Robust Standard Errors¶
Standard errors that account for model misspecification.
S¶
Sandwich Estimator¶
Robust covariance estimator: (X'WX)⁻¹ × Meat × (X'WX)⁻¹.
Score Function¶
Derivative of log-likelihood with respect to parameters.
Soft Thresholding¶
Operation used in Lasso: S(z,γ) = sign(z)×max(|z|-γ, 0).
Spline¶
Piecewise polynomial function. See Splines.
Standard Error (SE)¶
Estimated standard deviation of a parameter estimate.
T¶
Target Encoding¶
Replacing categories with target-based statistics. See Target Encoding.
Theta (θ)¶
Negative Binomial dispersion parameter.

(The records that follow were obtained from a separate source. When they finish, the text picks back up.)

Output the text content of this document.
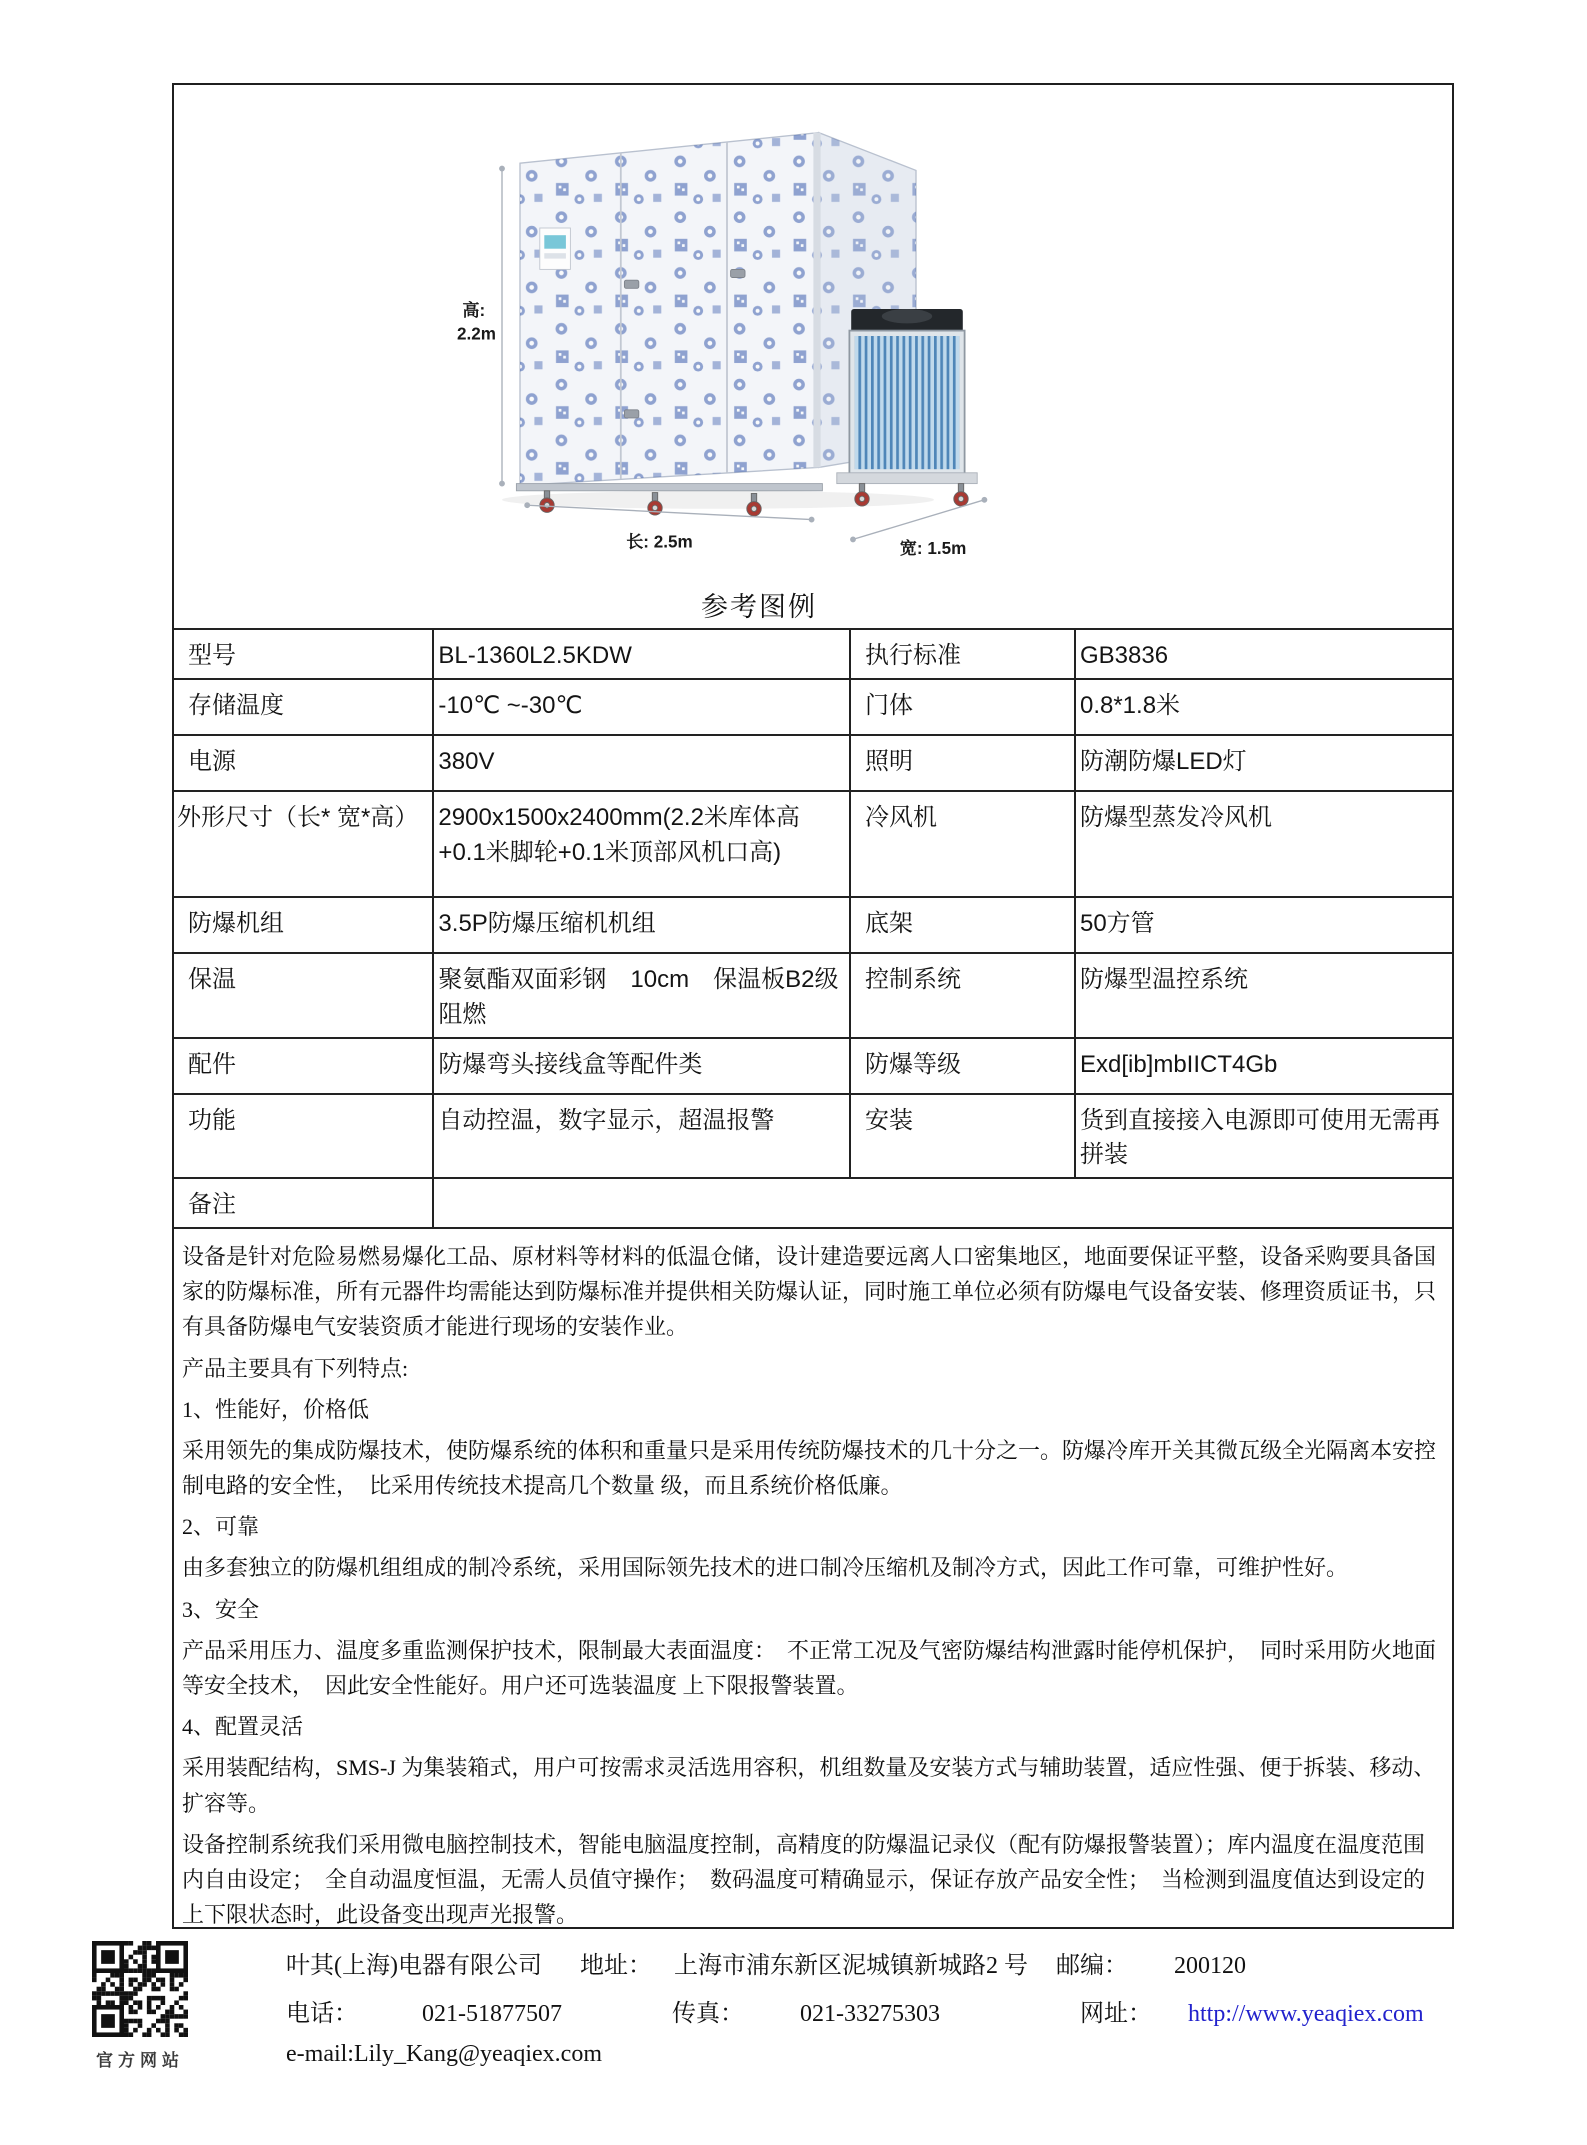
高:
2.2m
长: 2.5m	宽: 1.5m
参考图例
型号	BL-1360L2.5KDW	执行标准	GB3836
存储温度	-10℃ ~-30℃	门体	0.8*1.8米
电源	380V	照明	防潮防爆LED灯
外形尺寸（长* 宽*高）	2900x1500x2400mm(2.2米库体高+0.1米脚轮+0.1米顶部风机口高)	冷风机	防爆型蒸发冷风机
防爆机组	3.5P防爆压缩机机组	底架	50方管
保温	聚氨酯双面彩钢　10cm　保温板B2级阻燃	控制系统	防爆型温控系统
配件	防爆弯头接线盒等配件类	防爆等级	Exd[ib]mbIICT4Gb
功能	自动控温，数字显示，超温报警	安装	货到直接接入电源即可使用无需再拼装
备注			

设备是针对危险易燃易爆化工品、原材料等材料的低温仓储，设计建造要远离人口密集地区，地面要保证平整，设备采购要具备国家的防爆标准，所有元器件均需能达到防爆标准并提供相关防爆认证，同时施工单位必须有防爆电气设备安装、修理资质证书，只有具备防爆电气安装资质才能进行现场的安装作业。

产品主要具有下列特点:

1、性能好，价格低

采用领先的集成防爆技术，使防爆系统的体积和重量只是采用传统防爆技术的几十分之一。防爆冷库开关其微瓦级全光隔离本安控制电路的安全性，　比采用传统技术提高几个数量 级，而且系统价格低廉。

2、可靠

由多套独立的防爆机组组成的制冷系统，采用国际领先技术的进口制冷压缩机及制冷方式，因此工作可靠，可维护性好。

3、安全

产品采用压力、温度多重监测保护技术，限制最大表面温度：　不正常工况及气密防爆结构泄露时能停机保护，　同时采用防火地面等安全技术，　因此安全性能好。用户还可选装温度 上下限报警装置。

4、配置灵活

采用装配结构，SMS-J 为集装箱式，用户可按需求灵活选用容积，机组数量及安装方式与辅助装置，适应性强、便于拆装、移动、扩容等。

设备控制系统我们采用微电脑控制技术，智能电脑温度控制，高精度的防爆温记录仪（配有防爆报警装置）；库内温度在温度范围内自由设定；　全自动温度恒温，无需人员值守操作；　数码温度可精确显示，保证存放产品安全性；　当检测到温度值达到设定的上下限状态时，此设备变出现声光报警。

官方网站
叶其(上海)电器有限公司 地址： 上海市浦东新区泥城镇新城路2 号 邮编： 200120
电话：	021-51877507	传真： 021-33275303	网址： http://www.yeaqiex.com
e-mail:Lily_Kang@yeaqiex.com
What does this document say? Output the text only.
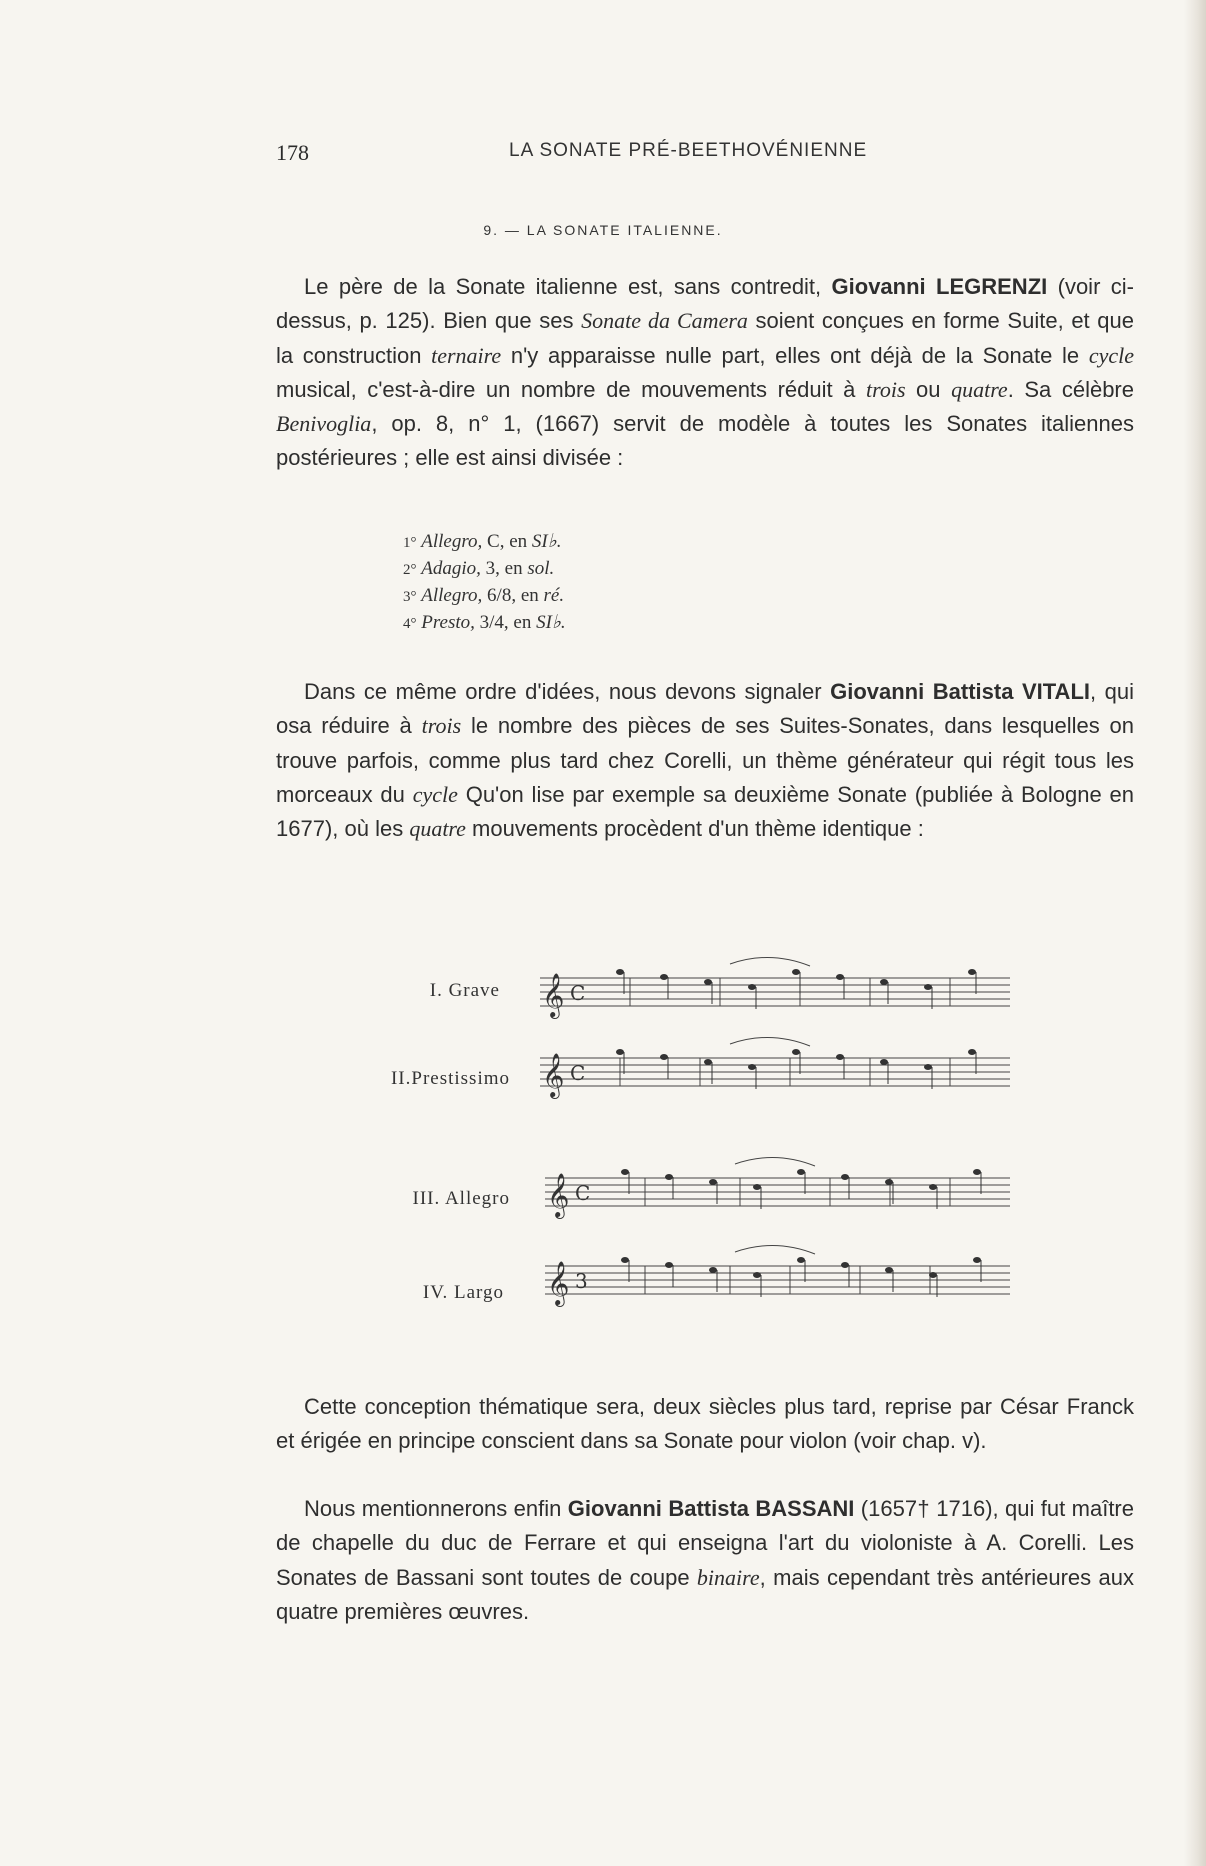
178	LA SONATE PRÉ-BEETHOVÉNIENNE
9. — LA SONATE ITALIENNE.

Le père de la Sonate italienne est, sans contredit, Giovanni LEGRENZI (voir ci-dessus, p. 125). Bien que ses Sonate da Camera soient conçues en forme Suite, et que la construction ternaire n'y apparaisse nulle part, elles ont déjà de la Sonate le cycle musical, c'est-à-dire un nombre de mouvements réduit à trois ou quatre. Sa célèbre Benivoglia, op. 8, n° 1, (1667) servit de modèle à toutes les Sonates italiennes postérieures ; elle est ainsi divisée :

1° Allegro, C, en SI♭.
2° Adagio, 3, en sol.
3° Allegro, 6/8, en ré.
4° Presto, 3/4, en SI♭.

Dans ce même ordre d'idées, nous devons signaler Giovanni Battista VITALI, qui osa réduire à trois le nombre des pièces de ses Suites-Sonates, dans lesquelles on trouve parfois, comme plus tard chez Corelli, un thème générateur qui régit tous les morceaux du cycle Qu'on lise par exemple sa deuxième Sonate (publiée à Bologne en 1677), où les quatre mouvements procèdent d'un thème identique :

I. Grave
II.Prestissimo
III. Allegro
IV. Largo
𝄞 C
𝄞 C
𝄞 C
𝄞 3

Cette conception thématique sera, deux siècles plus tard, reprise par César Franck et érigée en principe conscient dans sa Sonate pour violon (voir chap. v).

Nous mentionnerons enfin Giovanni Battista BASSANI (1657† 1716), qui fut maître de chapelle du duc de Ferrare et qui enseigna l'art du violoniste à A. Corelli. Les Sonates de Bassani sont toutes de coupe binaire, mais cependant très antérieures aux quatre premières œuvres.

Larger θ = less overdispersion.
Tweedie¶
Family with variance V(μ) = μᵖ. Useful for insurance pure premiums.
U¶
Unit Deviance¶
Per-observation contribution to total deviance.
V¶
Variance Function¶
V(μ) defining how variance relates to mean: Var(Y) = φ×V(μ).
Variance Power (p)¶
Parameter in Tweedie family: V(μ) = μᵖ.
W¶
Wald Test¶
Hypothesis test using (β̂/SE)² as test statistic.
Weights¶
Prior observation weights or IRLS working weights.
Working Response¶
Linearized response in IRLS: z = η + (y - μ)×g'(μ).
Working Weights¶
IRLS weights: W = 1/[V(μ)×g'(μ)²].
Z¶
z-statistic¶
Test statistic: z = β̂ / SE(β̂). Used for hypothesis testing.